Dans les années 90 et 2000, le camouflage explose dans la pop culture. Sur les podiums — notamment chez Christian Dior par John Galliano (printemps-été 2001) — mais aussi dans les clips musicaux, de I’m a Survivor des Destiny’s Child à l’esthétique Y2K de Paris Hilton, qui le mixe volontiers à du rose Barbie.

L’imprimé camo selon Bape 

Impossible d’évoquer le camouflage sans mentionner A BATHING APE®, la marque japonaise fondée par Nigo en 1993 — aujourd’hui directeur artistique de Kenzo et figure majeure du streetwear. Dès 1996, BAPE introduit son tout premier motif camouflage. Un imprimé immédiatement reconnaissable, devenu l’une de ses signatures visuelles les plus fortes.

Avec son esthétique presque psychédélique, le camouflage BAPE s’impose comme une réinvention du genre : plus graphique que militaire. Il incarne une vision hybride, à mi-chemin entre la culture japonaise, le hip-hop américain et l’imaginaire Y2K.

Dans sa collection automne-hiver 2025 intitulée Connect with People, la marque continue de faire évoluer cette grammaire visuelle. Dans un monde fracturé par les conflits, BAPE revendique le vêtement comme vecteur d’expression et de lien humain. Puisant dans l’énergie des années 2000, la collection fusionne couleurs vives, influences sportswear (snowboard, hockey, football américain) et graffiti.
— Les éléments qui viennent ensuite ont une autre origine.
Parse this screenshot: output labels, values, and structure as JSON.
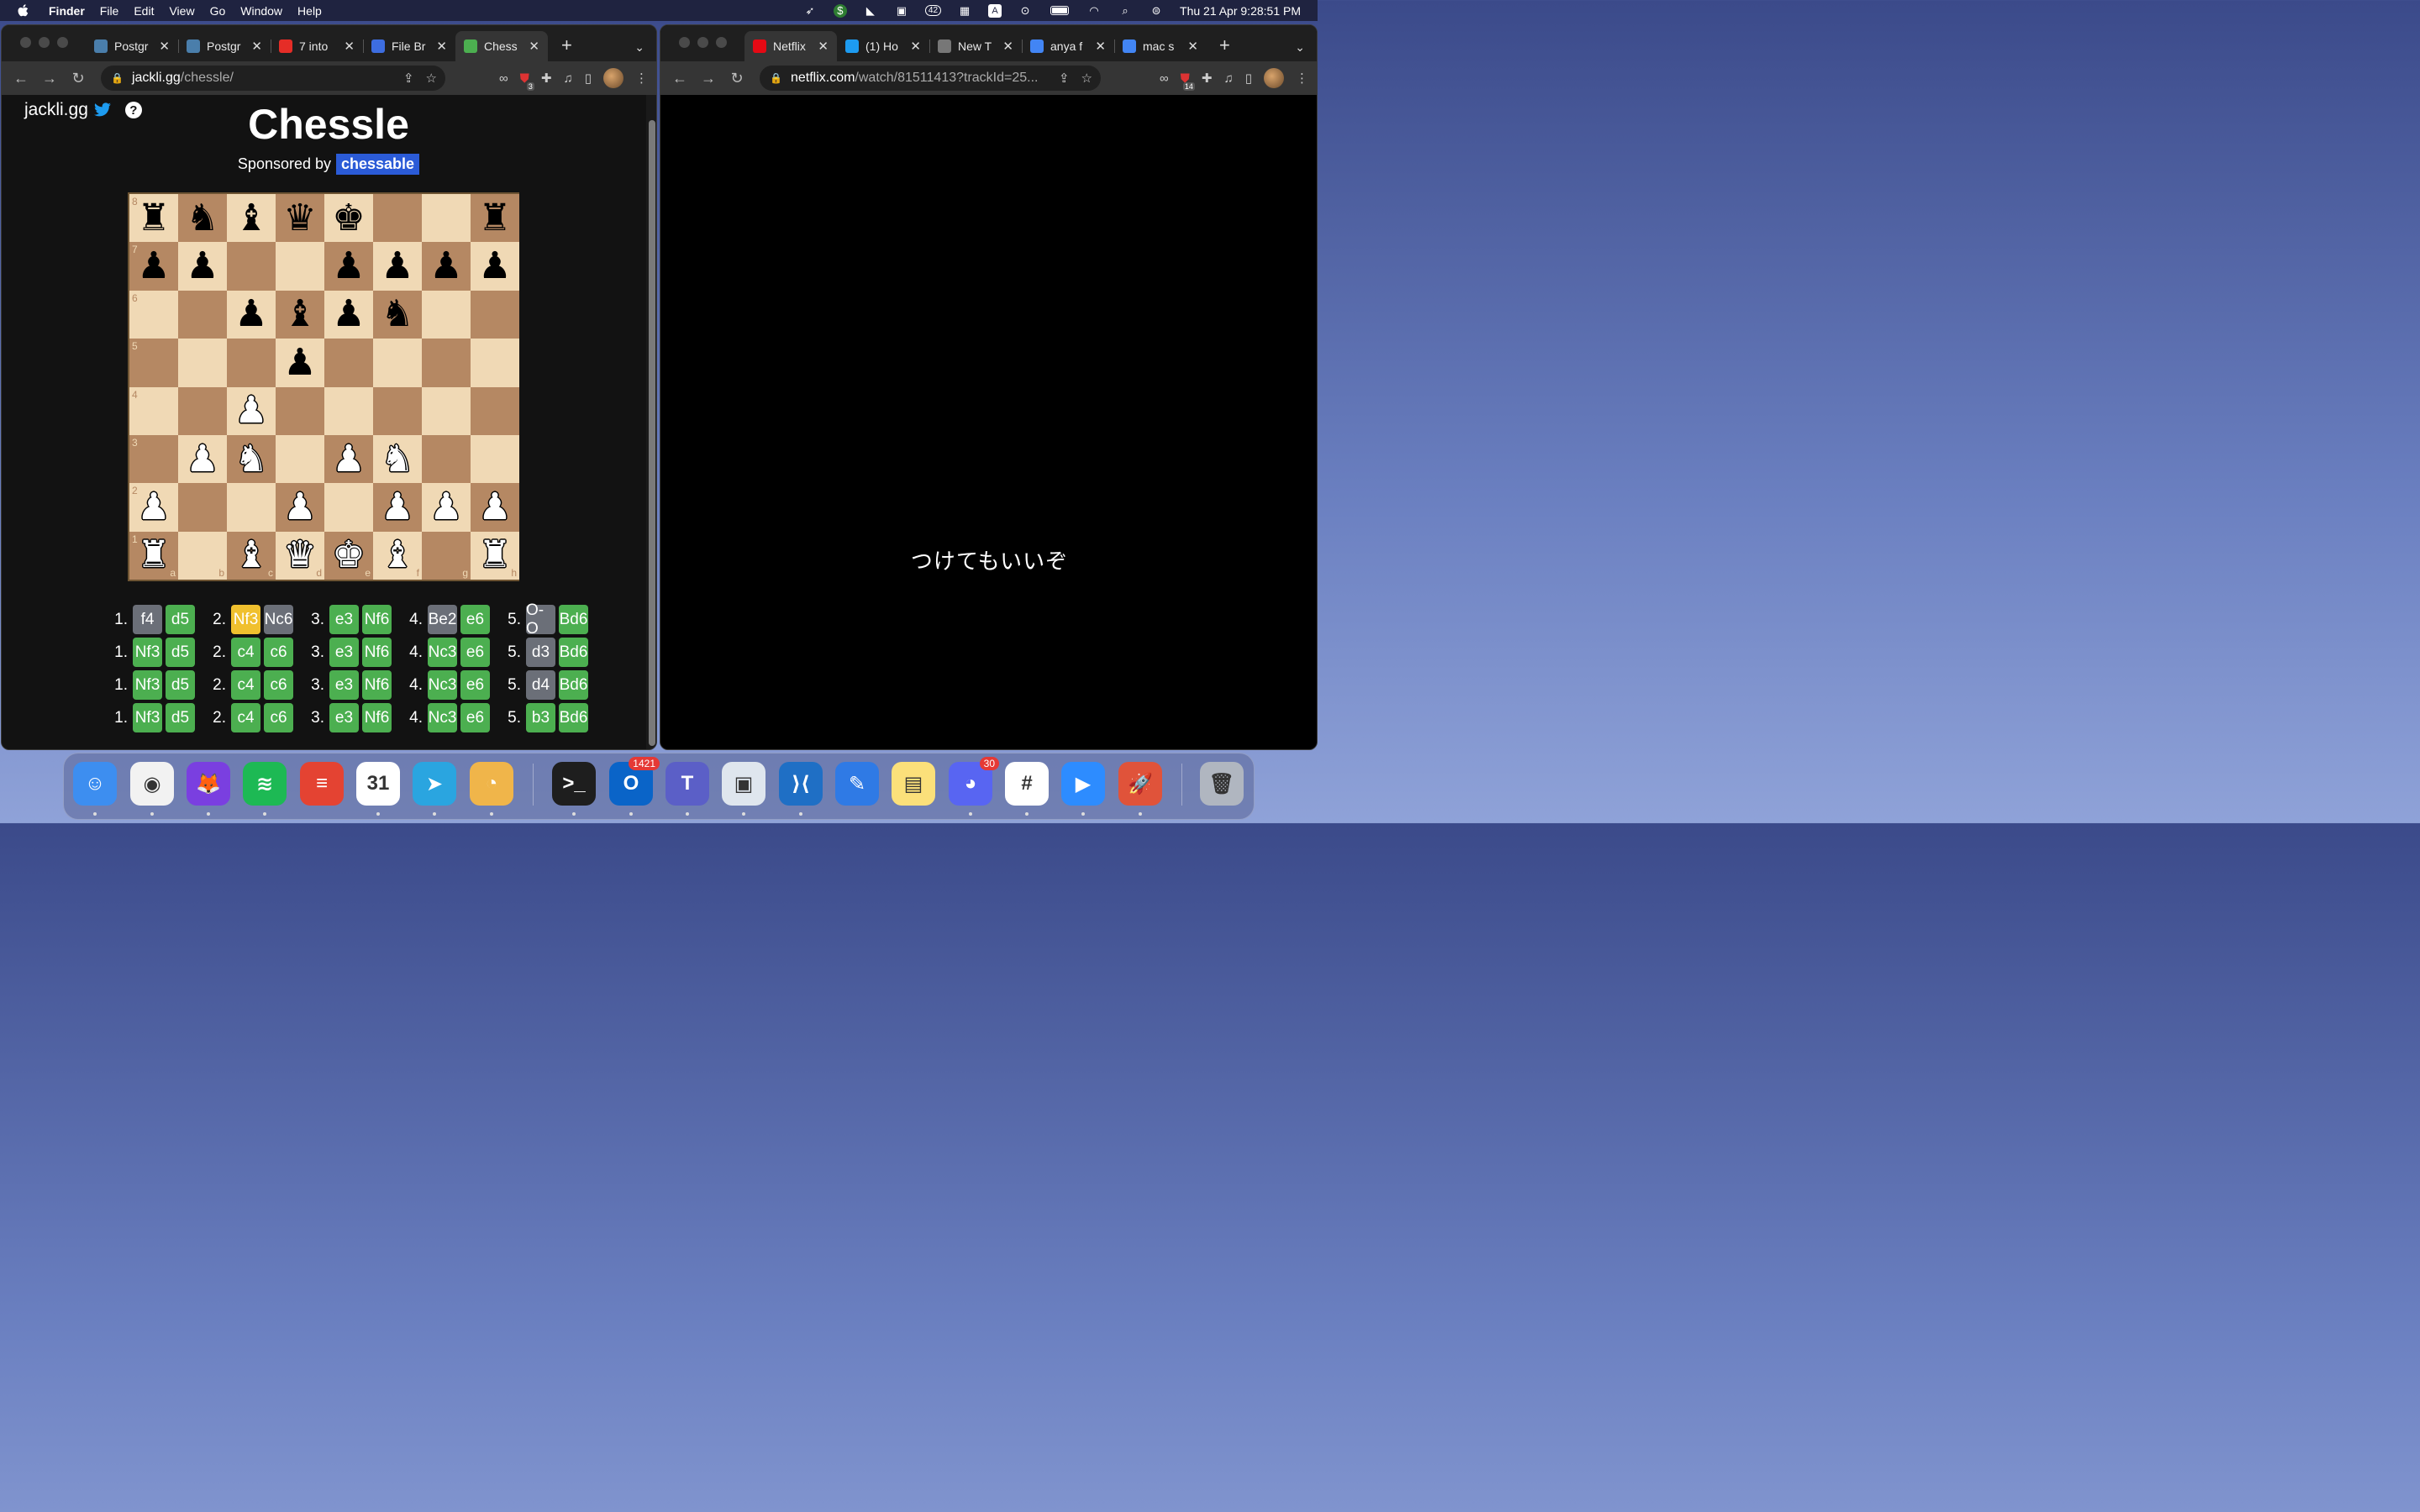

Il y a un certain paradoxe à bâtir une collection sur le thème de la reconnexion humaine en s’appuyant sur un motif né pour dissimuler, se protéger, voire s’isoler. Ce contraste entre message et esthétique souligne justement la richesse du camouflage : un imprimé chargé de contradictions, traversé d’histoires multiples et constamment réapproprié.

Parmi les pièces phares de la collection : des vestes militaires aux découpes laser 3D en forme de BAPE STA™, des pantalons techniques, et le grand retour du légendaire Shark Full Zip Hoodie, réinterprété en Tree Edge Camo dans une palette de tons terre. À noter également l’introduction du Cloud Camo, nouveau motif réalisé en denim teint et enrichi de broderies Sashiko — une technique artisanale japonaise.

Le camouflage aujourd’hui : une neutralité trompeuse 

Loin de ses racines exclusivement militaires ou streetwear, le camouflage se glisse désormais partout. On l’a vu sur les podiums automne-hiver 2025 de Louis Vuitton, mais aussi chez Blue Marble, où il s’affranchit des codes classiques guerriers. Sur les réseaux sociaux, le camo est l’imprimé phare des it girls qui l’utilisent par touche, sur un sac Diane V. comme la chanteuse Mélissa Bon, sur un tee-shirt comme Paloma Elsesser ou en short cargo comme la styliste Sierra Rena

Ce retour en force s’inscrit aussi dans une tendance plus large : celle du revival des surplus militaires, qui remet au goût du jour tout un pan de ce vestiaire — vestes M65, treillis ou casquettes — avec le camouflage comme chef de file.

Omniprésent, parfois à peine remarqué, l’imprimé camouflage fait aujourd’hui partie du langage visuel de la mode. Il est un outil d’expression parmi d’autres — peut-être même plus politique que jamais.